No; didn't just happen today--she eats my algae tabs any time she can get to them. I keep them in a drawer so she can't find them, but I have to be really, really careful not to leave the drawer open. 

She is a she, by the way.

edit: She won't eat cat treats. I've tried that.


----------



## BoscosMum (Apr 29, 2004)

Hmmmmm? Weird?


----------



## Lynda J (Sep 8, 2004)

I don't think algea will hurt your cat. I take Spirulena every day. It's bluegreen alga which is full of beta carotenoin. 
I have 5 fish tanks and they only require one alga eater per tank to keep mine clear. If you are needing that many bottom feeders in your tank to keep the alga under control something else is going on. One inch of fish body length per gallon of water. The only one of my tanks I have any trouble with is the one with the Firemouths. Seems there is always a yellow cast to the water no matter what I do, but it is clear.


----------



## emrldsky (Aug 31, 2004)

Lynda J said:


> I don't think algea will hurt your cat. I take Spirulena every day. It's bluegreen alga which is full of beta carotenoin.
> I have 5 fish tanks and they only require one alga eater per tank to keep mine clear. If you are needing that many bottom feeders in your tank to keep the alga under control something else is going on. One inch of fish body length per gallon of water. The only one of my tanks I have any trouble with is the one with the Firemouths.

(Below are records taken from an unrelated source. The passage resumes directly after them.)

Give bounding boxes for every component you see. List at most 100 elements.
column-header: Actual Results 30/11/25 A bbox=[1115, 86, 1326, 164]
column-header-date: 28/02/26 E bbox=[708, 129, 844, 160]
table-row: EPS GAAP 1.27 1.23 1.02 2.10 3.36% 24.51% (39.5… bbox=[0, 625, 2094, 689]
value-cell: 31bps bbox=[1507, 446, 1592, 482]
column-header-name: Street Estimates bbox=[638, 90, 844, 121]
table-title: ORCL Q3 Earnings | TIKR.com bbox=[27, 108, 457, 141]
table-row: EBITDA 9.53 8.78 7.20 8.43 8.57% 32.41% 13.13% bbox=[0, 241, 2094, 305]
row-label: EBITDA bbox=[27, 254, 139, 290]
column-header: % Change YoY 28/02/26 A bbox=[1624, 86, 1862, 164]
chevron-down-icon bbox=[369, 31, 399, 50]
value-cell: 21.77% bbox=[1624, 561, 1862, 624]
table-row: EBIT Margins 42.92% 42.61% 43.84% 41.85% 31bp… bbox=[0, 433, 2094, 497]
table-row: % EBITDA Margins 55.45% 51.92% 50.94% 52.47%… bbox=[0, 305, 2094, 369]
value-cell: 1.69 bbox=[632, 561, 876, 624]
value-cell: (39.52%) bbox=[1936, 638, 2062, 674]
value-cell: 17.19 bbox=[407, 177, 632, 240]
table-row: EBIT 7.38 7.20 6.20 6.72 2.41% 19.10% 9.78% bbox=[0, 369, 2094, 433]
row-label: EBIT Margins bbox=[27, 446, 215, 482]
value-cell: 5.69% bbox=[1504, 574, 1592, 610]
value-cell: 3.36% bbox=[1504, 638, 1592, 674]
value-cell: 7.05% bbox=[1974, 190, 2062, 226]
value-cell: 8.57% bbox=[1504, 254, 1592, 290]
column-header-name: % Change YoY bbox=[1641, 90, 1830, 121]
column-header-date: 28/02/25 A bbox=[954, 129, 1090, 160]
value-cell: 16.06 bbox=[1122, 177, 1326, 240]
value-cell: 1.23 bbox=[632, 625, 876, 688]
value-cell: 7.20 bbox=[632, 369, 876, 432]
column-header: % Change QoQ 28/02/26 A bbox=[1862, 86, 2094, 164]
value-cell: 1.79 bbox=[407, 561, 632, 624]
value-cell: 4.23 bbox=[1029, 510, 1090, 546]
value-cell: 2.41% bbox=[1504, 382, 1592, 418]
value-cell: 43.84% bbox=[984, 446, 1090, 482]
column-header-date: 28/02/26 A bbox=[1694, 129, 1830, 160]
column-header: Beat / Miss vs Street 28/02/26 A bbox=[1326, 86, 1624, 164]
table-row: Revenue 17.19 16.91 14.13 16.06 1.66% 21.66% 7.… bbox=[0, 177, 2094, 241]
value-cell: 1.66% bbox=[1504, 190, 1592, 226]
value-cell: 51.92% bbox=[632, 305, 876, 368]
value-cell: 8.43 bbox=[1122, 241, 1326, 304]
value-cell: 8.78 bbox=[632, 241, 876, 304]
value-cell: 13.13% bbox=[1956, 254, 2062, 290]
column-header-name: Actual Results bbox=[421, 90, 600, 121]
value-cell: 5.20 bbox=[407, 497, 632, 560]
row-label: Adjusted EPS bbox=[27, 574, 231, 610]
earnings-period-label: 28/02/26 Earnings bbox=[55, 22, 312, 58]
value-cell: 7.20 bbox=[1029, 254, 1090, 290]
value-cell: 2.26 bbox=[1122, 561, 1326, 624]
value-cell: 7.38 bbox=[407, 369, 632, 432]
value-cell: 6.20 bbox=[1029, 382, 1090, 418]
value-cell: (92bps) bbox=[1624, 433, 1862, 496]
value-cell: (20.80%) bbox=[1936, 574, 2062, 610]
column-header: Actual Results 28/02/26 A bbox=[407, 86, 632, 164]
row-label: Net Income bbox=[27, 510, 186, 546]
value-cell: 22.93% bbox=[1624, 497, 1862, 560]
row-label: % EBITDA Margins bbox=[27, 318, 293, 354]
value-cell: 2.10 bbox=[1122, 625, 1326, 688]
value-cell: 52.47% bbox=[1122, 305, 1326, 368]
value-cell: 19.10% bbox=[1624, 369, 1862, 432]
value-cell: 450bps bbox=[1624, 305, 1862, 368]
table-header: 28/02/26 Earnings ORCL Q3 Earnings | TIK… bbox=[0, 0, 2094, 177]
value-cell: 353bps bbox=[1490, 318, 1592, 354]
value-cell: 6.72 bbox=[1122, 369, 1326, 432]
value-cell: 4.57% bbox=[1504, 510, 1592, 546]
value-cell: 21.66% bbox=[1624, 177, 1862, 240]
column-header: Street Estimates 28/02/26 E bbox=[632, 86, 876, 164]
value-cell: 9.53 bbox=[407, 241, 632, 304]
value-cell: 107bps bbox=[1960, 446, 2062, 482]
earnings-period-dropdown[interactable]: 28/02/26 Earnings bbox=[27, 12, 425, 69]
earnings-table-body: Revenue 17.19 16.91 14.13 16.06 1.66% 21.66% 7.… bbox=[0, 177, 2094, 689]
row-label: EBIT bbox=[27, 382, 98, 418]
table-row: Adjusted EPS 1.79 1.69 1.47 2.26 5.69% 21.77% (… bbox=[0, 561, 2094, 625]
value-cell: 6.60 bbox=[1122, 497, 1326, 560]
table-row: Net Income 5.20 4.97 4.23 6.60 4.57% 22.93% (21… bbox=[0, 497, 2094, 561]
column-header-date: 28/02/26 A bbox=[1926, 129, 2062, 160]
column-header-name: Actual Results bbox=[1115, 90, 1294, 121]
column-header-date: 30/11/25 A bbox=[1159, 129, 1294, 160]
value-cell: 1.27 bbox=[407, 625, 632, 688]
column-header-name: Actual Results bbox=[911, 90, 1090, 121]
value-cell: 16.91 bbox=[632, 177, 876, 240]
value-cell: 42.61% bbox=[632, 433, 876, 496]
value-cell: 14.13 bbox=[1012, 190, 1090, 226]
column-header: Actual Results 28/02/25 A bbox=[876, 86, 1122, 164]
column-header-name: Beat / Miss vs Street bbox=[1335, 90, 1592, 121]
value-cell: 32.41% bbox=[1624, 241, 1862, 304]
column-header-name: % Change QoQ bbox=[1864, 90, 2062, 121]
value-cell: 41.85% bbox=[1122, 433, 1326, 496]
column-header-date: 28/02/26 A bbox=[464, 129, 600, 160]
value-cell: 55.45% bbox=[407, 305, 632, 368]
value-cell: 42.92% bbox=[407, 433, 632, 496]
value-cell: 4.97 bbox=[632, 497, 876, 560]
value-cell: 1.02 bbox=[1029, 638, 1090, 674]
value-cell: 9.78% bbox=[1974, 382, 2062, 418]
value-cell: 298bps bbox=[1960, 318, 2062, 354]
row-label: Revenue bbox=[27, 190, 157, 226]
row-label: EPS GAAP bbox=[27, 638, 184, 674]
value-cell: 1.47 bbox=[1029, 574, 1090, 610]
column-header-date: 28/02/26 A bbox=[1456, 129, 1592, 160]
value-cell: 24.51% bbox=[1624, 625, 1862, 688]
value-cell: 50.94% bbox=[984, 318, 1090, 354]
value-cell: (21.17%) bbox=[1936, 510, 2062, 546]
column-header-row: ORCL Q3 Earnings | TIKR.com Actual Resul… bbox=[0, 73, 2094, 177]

Seems there is always a yellow cast to the water no matter what I do, but it is clear.


I understood the # of bottom feeders was because she liked them, and needed the algae tablets to keep them fed. I don't know much about fish, so I could be wrong.


----------



## BoscosMum (Apr 29, 2004)

Yup....she likes the bottom feeders.
Me too...I dont know what it is about them.
I always had like 10 in my tanks.


----------